Morning Report: 09 March 2015
9th March 2015 By: Admin
GBP Sterling offered little resistance last week against a rampant US dollar, but did strengthen against the collapsing euro. The Bank of England’s Consumer Inflation Expectations survey for the first quarter of 2015 was released, showing falling inflation expectations, a worrying development for the BoE which must consider not only headline inflation but also expectations, which influenced spending and investment behaviour. This will be a slow week for sterling in terms of data releases, although Manufacturing Production data will be released tomorrow at 09:30 GMT.
EUR The euro’s fall last week was nothing short of a collapse, with both EURGBP and EURUSD plumbing multi-year lows. The eurozone’s Gross Domestic Product grew 0.3% in the fourth quarter, a slight improvement from the stagnation seen earlier in the year. Looking ahead to this week, a relatively slow week of data releases mean that all eyes will turn to the initial impacts of the ECB’s quantitative easing program. The ECB has promised 60 billion euros per month of asset purchases, consisting of bonds issued by government large European institutions and yields look set to fall further across the eurozone as a result. On Thursday, German and French Consumer Price Index inflation data will be released in the morning.

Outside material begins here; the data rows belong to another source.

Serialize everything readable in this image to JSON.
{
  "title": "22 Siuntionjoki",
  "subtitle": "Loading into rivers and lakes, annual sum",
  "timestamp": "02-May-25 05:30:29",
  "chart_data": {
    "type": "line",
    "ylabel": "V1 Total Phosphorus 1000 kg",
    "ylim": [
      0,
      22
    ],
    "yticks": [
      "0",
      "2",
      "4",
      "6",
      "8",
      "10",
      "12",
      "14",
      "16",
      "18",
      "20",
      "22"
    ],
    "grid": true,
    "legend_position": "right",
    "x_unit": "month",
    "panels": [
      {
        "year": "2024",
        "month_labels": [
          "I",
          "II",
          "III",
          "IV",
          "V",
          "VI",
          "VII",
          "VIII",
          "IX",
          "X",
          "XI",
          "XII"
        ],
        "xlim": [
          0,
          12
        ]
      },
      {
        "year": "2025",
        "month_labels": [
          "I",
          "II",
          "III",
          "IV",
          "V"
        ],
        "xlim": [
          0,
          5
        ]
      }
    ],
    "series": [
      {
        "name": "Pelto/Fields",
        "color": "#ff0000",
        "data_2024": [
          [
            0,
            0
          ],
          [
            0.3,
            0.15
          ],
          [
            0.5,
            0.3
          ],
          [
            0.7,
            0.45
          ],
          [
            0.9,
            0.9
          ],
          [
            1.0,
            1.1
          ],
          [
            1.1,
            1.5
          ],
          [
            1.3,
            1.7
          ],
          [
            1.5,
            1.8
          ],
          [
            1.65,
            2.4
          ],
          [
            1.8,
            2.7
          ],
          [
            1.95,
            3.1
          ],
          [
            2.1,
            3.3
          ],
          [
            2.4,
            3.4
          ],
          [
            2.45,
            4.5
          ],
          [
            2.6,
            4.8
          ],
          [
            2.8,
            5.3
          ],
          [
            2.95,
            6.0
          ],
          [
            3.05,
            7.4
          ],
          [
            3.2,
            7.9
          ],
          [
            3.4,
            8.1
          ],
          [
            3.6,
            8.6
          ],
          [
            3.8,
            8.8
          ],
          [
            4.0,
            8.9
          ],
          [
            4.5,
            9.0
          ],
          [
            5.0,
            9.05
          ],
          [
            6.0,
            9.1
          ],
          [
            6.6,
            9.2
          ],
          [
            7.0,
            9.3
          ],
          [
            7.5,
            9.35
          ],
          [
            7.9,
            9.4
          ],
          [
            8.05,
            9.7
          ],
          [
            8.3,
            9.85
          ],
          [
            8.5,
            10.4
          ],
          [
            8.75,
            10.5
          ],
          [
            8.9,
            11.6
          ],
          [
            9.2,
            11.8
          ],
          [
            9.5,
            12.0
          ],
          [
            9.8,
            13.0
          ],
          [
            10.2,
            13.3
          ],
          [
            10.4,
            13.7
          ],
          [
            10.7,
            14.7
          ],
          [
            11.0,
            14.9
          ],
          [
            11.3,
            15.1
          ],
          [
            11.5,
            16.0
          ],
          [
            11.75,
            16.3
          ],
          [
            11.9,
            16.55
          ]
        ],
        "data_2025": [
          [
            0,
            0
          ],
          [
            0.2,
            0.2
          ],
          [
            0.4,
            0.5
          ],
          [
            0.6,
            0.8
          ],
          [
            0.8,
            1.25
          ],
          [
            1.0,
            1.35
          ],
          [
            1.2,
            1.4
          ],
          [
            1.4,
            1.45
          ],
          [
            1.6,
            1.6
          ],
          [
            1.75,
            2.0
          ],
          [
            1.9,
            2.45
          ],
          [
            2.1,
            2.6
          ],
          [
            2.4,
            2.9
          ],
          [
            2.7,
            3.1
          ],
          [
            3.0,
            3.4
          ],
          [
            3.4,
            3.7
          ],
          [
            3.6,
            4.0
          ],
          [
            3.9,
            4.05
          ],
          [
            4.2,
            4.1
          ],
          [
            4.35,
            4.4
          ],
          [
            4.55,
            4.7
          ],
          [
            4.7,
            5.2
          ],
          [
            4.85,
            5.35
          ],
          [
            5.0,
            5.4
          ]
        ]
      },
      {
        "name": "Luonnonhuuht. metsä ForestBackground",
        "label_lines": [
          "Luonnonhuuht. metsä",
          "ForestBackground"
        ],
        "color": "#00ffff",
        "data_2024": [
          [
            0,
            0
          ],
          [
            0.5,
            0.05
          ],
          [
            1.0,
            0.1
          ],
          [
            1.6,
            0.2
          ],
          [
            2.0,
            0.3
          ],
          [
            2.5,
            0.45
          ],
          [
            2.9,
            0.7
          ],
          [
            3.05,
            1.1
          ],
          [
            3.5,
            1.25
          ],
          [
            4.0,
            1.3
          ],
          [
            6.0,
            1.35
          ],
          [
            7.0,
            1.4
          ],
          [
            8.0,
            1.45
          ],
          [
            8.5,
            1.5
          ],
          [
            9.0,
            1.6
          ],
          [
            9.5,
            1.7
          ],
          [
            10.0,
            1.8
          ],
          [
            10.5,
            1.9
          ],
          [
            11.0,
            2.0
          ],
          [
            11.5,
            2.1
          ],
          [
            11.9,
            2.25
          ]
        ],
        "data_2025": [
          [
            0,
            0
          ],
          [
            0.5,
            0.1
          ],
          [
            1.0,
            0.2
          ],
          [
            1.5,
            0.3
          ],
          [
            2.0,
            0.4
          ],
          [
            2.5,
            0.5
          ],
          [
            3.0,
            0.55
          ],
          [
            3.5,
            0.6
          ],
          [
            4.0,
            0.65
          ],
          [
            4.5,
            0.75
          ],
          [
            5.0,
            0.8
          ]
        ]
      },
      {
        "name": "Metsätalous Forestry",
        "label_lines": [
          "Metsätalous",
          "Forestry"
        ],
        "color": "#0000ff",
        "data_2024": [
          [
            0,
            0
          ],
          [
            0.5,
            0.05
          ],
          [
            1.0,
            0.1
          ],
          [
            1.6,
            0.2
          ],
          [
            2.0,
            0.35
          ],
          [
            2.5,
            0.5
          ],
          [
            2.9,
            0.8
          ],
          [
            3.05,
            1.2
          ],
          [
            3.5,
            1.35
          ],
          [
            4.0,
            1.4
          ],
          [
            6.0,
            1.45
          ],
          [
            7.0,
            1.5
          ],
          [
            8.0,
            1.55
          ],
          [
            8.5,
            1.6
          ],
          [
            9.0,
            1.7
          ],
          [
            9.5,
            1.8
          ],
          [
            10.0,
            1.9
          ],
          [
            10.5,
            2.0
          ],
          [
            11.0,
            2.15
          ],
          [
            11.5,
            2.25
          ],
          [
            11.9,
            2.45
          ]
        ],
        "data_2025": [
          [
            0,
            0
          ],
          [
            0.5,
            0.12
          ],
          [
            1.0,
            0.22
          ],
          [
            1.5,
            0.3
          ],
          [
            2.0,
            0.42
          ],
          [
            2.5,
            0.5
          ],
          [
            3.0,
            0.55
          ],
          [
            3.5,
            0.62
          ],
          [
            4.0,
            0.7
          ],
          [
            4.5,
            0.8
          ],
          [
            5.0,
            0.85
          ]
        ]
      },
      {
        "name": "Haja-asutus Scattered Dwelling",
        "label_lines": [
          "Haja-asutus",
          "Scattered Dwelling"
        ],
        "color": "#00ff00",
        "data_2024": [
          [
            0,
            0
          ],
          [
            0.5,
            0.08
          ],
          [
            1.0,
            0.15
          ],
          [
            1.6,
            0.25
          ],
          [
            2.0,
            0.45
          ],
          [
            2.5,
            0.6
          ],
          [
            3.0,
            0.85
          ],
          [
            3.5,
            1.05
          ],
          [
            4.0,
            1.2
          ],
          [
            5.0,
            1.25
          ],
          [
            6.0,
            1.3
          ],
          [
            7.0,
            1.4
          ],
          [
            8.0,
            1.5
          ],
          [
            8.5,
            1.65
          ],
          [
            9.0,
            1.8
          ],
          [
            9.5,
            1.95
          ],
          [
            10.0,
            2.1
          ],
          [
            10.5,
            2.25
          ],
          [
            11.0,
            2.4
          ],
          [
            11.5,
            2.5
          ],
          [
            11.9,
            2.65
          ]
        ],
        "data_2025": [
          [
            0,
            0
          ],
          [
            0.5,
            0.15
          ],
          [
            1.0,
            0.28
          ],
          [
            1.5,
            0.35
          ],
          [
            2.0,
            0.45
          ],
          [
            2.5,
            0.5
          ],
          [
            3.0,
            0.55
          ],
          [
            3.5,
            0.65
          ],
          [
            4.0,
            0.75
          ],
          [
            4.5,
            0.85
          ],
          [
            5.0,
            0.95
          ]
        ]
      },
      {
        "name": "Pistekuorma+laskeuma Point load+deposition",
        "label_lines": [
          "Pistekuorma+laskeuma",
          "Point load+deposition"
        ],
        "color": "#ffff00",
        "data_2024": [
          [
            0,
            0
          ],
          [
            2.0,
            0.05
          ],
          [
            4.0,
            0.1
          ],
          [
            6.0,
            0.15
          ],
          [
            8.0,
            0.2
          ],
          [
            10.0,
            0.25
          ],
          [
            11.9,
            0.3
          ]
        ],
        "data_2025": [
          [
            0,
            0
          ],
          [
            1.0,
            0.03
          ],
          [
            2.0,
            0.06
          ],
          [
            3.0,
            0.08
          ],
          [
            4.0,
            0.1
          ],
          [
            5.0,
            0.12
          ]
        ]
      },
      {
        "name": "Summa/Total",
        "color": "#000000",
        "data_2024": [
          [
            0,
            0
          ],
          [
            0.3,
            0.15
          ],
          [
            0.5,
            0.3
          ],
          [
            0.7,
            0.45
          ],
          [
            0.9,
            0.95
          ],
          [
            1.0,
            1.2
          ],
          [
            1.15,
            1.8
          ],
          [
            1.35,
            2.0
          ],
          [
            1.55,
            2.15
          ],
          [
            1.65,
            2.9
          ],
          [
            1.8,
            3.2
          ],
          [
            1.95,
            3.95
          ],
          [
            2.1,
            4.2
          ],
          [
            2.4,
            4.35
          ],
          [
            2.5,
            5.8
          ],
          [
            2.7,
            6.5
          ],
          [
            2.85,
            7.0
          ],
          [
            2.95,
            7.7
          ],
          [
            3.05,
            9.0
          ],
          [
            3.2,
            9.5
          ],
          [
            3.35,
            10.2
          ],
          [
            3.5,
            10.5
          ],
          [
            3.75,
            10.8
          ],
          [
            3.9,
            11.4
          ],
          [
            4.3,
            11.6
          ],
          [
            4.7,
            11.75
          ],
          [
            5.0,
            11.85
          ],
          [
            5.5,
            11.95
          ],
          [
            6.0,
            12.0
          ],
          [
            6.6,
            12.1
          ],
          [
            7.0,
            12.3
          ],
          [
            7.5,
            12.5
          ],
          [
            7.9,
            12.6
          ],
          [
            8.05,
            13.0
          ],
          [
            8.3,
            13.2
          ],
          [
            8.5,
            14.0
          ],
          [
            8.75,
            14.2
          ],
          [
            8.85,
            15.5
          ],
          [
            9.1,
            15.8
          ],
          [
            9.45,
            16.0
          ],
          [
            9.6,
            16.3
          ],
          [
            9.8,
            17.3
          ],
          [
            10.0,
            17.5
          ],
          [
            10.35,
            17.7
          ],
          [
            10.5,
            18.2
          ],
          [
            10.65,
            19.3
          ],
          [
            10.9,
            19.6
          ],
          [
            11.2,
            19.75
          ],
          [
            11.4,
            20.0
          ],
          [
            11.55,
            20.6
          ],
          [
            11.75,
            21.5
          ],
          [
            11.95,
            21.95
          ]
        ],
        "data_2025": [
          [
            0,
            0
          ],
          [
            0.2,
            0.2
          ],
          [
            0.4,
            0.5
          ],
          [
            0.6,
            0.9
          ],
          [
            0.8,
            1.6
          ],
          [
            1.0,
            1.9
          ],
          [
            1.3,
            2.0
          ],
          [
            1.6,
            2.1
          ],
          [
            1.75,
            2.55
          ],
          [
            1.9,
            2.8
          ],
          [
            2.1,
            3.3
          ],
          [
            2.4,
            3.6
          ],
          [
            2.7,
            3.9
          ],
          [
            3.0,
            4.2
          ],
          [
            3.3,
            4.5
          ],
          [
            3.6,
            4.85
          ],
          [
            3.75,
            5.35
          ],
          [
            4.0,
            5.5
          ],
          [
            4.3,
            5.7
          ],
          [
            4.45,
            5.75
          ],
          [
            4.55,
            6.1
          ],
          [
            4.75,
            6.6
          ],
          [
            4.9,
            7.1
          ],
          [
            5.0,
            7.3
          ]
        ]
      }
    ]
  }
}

USD Driven by low oil prices, hawkish central bank sentiment and strong economic data, USD had already had a good week before the release of Friday’s Non-Farm Payrolls report. The report itself was surprisingly positive, and triggered a bout of overwhelming USD strength. No less than 295,000 jobs were created in February, far more than expected. Wages continued to tick up, and unemployment fell to just 5.5%. This week’s key event for USD will be the release of Retail Sales data, on Thursday at 13:30 GMT. Today at 14:00 GMT, the Labour Market Conditions Index will be released, an amalgamation of indicators designed to track the health of employment. Given the last three months of extremely strong growth in the labour market, an increase in the index is expected.
CAD Friday’s US payrolls data drove USDCAD higher once again, after CAD had spent the last couple of days rallying. Friday saw the release of Building Permits data, which showed a collapse in new permits, as well as Canada’s Trade Balance and Labour Productivity data. The economy posted a 2.5 billion trade deficit, as energy prices continued to plummet. Labour productivity fell slightly, indicating a marginal decrease in labour efficiency in the economy. The key release this week for CAD will be Employment data, out on Friday at 13:30 GMT.
- Reuters. London financial sector jobs jump 17 percent in February: Jobs in London’s financial services sector rose 17 percent in February compared to a year ago, buoyed by strong equity markets around the globe and improving economic sentiment, even as British banks continued to cut headcount.
- Telegraph. Falling oil price encourages Britain to splash out: The falling cost of petrol, the weakening of the euro, and an increase in wages has encouraged British consumers to start splashing out on holidays and restaurant meals according to new spending data.